Apple’s success with the iPhone and the explosion of activity surrounding its App Store has driven other handset makers, including Nokia and RIM to reveal plans for their own stores – and has thrown a firework under mobile application developer’s chairs, who find themselves busier than ever – and they’re thankful.

Internet News reports Albert Chu, vice president of global marketing and alliances for mobile software developer, Access Systems, is over the moon at the new entente between mobile makers, carriers and developers. Apple has driven a liberalisation in the market that – realistically – has opened up opportunity across the whole sector.

Chu said, "Our key customers are saying, ‘Make our phone like the iPhone’. There are a lot of things we’ve been trying to sell them in terms of touch and other ideas we’ve tried to peddle, but these are pretty conservative companies. The iPhone has been a disruptive force."

At HP too, the iPhone bell is callinlg, with product marketing man Kurt Kruger remarking, "Thanks to Apple for raising the bar to the mobile operators around the world and helping them really understand that they need to evolve their business practices a bit."

(And yeah, there’s continued rumours HP plans its own iPhone competitor, though there is a danger we’re seeing a repeat of the iPod here, with all devices not being an iPod eventually lumped into a pile called ‘failed iPod killers’. History repeats itself, after all).

Returning to the Internet News report,"Because of Apple’s success, "every platform will have a centralized distribution for applications," said Greg Yardley, CEO of Pinch Media, You’ll see a variety of App stores."

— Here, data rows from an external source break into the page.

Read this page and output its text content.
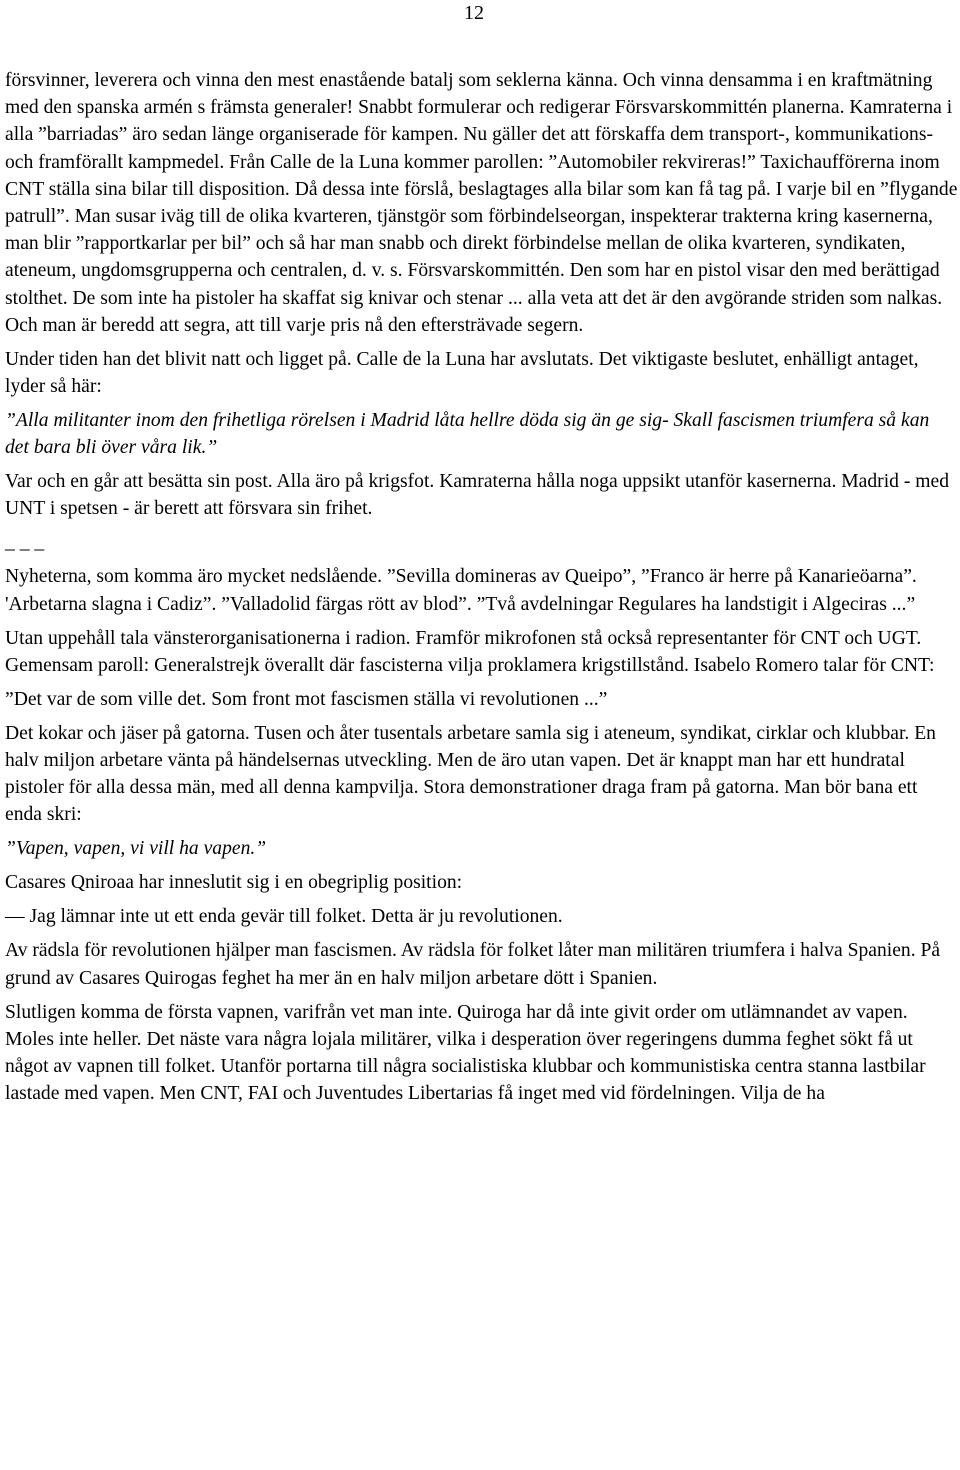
12

försvinner, leverera och vinna den mest enastående batalj som seklerna känna. Och vinna densamma i en kraftmätning med den spanska armén s främsta generaler! Snabbt formulerar och redigerar Försvarskommittén planerna. Kamraterna i alla ”barriadas” äro sedan länge organiserade för kampen. Nu gäller det att förskaffa dem transport-, kommunikations- och framförallt kampmedel. Från Calle de la Luna kommer parollen: ”Automobiler rekvireras!” Taxichaufförerna inom CNT ställa sina bilar till disposition. Då dessa inte förslå, beslagtages alla bilar som kan få tag på. I varje bil en ”flygande patrull”. Man susar iväg till de olika kvarteren, tjänstgör som förbindelseorgan, inspekterar trakterna kring kasernerna, man blir ”rapportkarlar per bil” och så har man snabb och direkt förbindelse mellan de olika kvarteren, syndikaten, ateneum, ungdomsgrupperna och centralen, d. v. s. Försvarskommittén. Den som har en pistol visar den med berättigad stolthet. De som inte ha pistoler ha skaffat sig knivar och stenar ... alla veta att det är den avgörande striden som nalkas. Och man är beredd att segra, att till varje pris nå den eftersträvade segern.

Under tiden han det blivit natt och ligget på. Calle de la Luna har avslutats. Det viktigaste beslutet, enhälligt antaget, lyder så här:

”Alla militanter inom den frihetliga rörelsen i Madrid låta hellre döda sig än ge sig- Skall fascismen triumfera så kan det bara bli över våra lik.”

Var och en går att besätta sin post. Alla äro på krigsfot. Kamraterna hålla noga uppsikt utanför kasernerna. Madrid - med UNT i spetsen - är berett att försvara sin frihet.

_ _ _

Nyheterna, som komma äro mycket nedslående. ”Sevilla domineras av Queipo”, ”Franco är herre på Kanarieöarna”. 'Arbetarna slagna i Cadiz”. ”Valladolid färgas rött av blod”. ”Två avdelningar Regulares ha landstigit i Algeciras ...”

Utan uppehåll tala vänsterorganisationerna i radion. Framför mikrofonen stå också representanter för CNT och UGT. Gemensam paroll: Generalstrejk överallt där fascisterna vilja proklamera krigstillstånd. Isabelo Romero talar för CNT:

”Det var de som ville det. Som front mot fascismen ställa vi revolutionen ...”

Det kokar och jäser på gatorna. Tusen och åter tusentals arbetare samla sig i ateneum, syndikat, cirklar och klubbar. En halv miljon arbetare vänta på händelsernas utveckling. Men de äro utan vapen. Det är knappt man har ett hundratal pistoler för alla dessa män, med all denna kampvilja. Stora demonstrationer draga fram på gatorna. Man bör bana ett enda skri:

”Vapen, vapen, vi vill ha vapen.”

Casares Qniroaa har inneslutit sig i en obegriplig position:

— Jag lämnar inte ut ett enda gevär till folket. Detta är ju revolutionen.

Av rädsla för revolutionen hjälper man fascismen. Av rädsla för folket låter man militären triumfera i halva Spanien. På grund av Casares Quirogas feghet ha mer än en halv miljon arbetare dött i Spanien.

Slutligen komma de första vapnen, varifrån vet man inte. Quiroga har då inte givit order om utlämnandet av vapen. Moles inte heller. Det näste vara några lojala militärer, vilka i desperation över regeringens dumma feghet sökt få ut något av vapnen till folket. Utanför portarna till några socialistiska klubbar och kommunistiska centra stanna lastbilar lastade med vapen. Men CNT, FAI och Juventudes Libertarias få inget med vid fördelningen. Vilja de ha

The evolution of touch and mobile application development is very real. As we reported yesterday (‘South Park App’s a comedy as iPhone gold rush booms‘), the mobile ads market’s about to grow into a $12 billion business by 2012, up $10 billion on what it’s worth today. And that’s the cash that’s driving developers to get into mobile right now. And a criticism really of the mobile sector, which somewhat complacently required the entrance of Apple into the business in order to rise to the challenge of innovation.